Treatment: Mohs micrographic surgery with complete clearance.
Outcome: No recurrence at 2-year follow-up.
FAQs on Basal Cell Carcinoma
Q1. Can basal cell carcinoma spread to other parts of the body?
Rarely. BCC is locally invasive but very unlikely to metastasize.
Q2. Is BCC life-threatening?
Only if neglected for years. Early treatment ensures complete cure in >95% of cases.
Q3. Does skin cancer hurt?
Initially, no. Pain, bleeding, or crusting occurs in late or ulcerated lesions.
Q4. What is the best treatment for facial BCC?
Mohs surgery is ideal for preserving tissue and ensuring tumor clearance on the face.

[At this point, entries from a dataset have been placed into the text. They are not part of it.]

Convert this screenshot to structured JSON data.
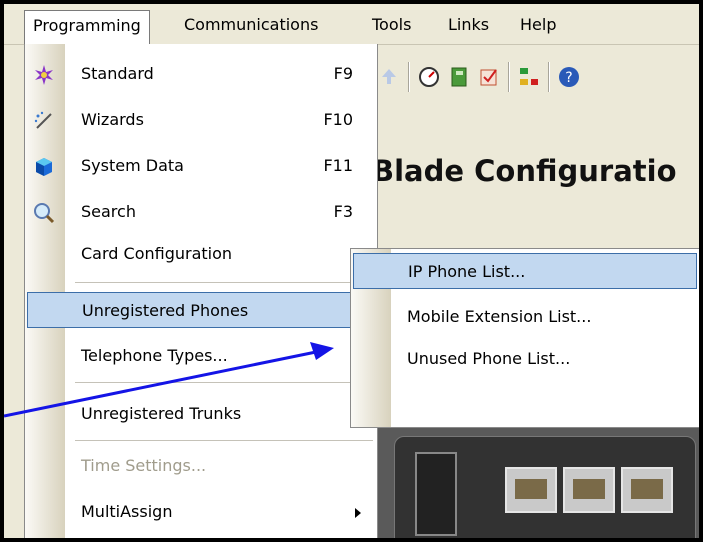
{
  "menubar": {
    "items": [
      "Programming",
      "Communications",
      "Tools",
      "Links",
      "Help"
    ]
  },
  "background": {
    "title": "Blade Configuratio"
  },
  "programming_menu": {
    "items": [
      {
        "label": "Standard",
        "shortcut": "F9",
        "icon": "star-gear-icon"
      },
      {
        "label": "Wizards",
        "shortcut": "F10",
        "icon": "magic-wand-icon"
      },
      {
        "label": "System Data",
        "shortcut": "F11",
        "icon": "blue-cube-icon"
      },
      {
        "label": "Search",
        "shortcut": "F3",
        "icon": "magnifier-icon"
      },
      {
        "label": "Card Configuration"
      },
      {
        "label": "Unregistered Phones",
        "submenu": true,
        "highlighted": true
      },
      {
        "label": "Telephone Types..."
      },
      {
        "label": "Unregistered Trunks",
        "submenu": true
      },
      {
        "label": "Time Settings...",
        "disabled": true
      },
      {
        "label": "MultiAssign",
        "submenu": true
      }
    ]
  },
  "unregistered_phones_submenu": {
    "items": [
      {
        "label": "IP Phone List...",
        "highlighted": true
      },
      {
        "label": "Mobile Extension List..."
      },
      {
        "label": "Unused Phone List..."
      }
    ]
  },
  "colors": {
    "highlight": "#c2d8f0",
    "highlight_border": "#3c6ea8",
    "annotation_arrow": "#1414e6"
  }
}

Q5. Can BCC recur after treatment?
Yes, especially in:
- Incompletely excised lesions
- Aggressive histologic subtypes
- Immunocompromised patients
Conclusion: Early Recognition = Total Cure
Basal cell carcinoma may not be aggressive like melanoma, but its chronic and locally destructive nature makes early diagnosis critical. Using the mnemonic “All BP”—Basal origin, Peripheral Palisading, Biopsy, Pull it out—you can memorize and act upon the key steps in understanding and managing BCC.
If you or your patient presents with a persistent, non-healing skin lesion, especially on the face or sun-exposed area—think BCC. Timely dermatologic evaluation and histopathological confirmation can ensure complete and scar-minimizing treatment.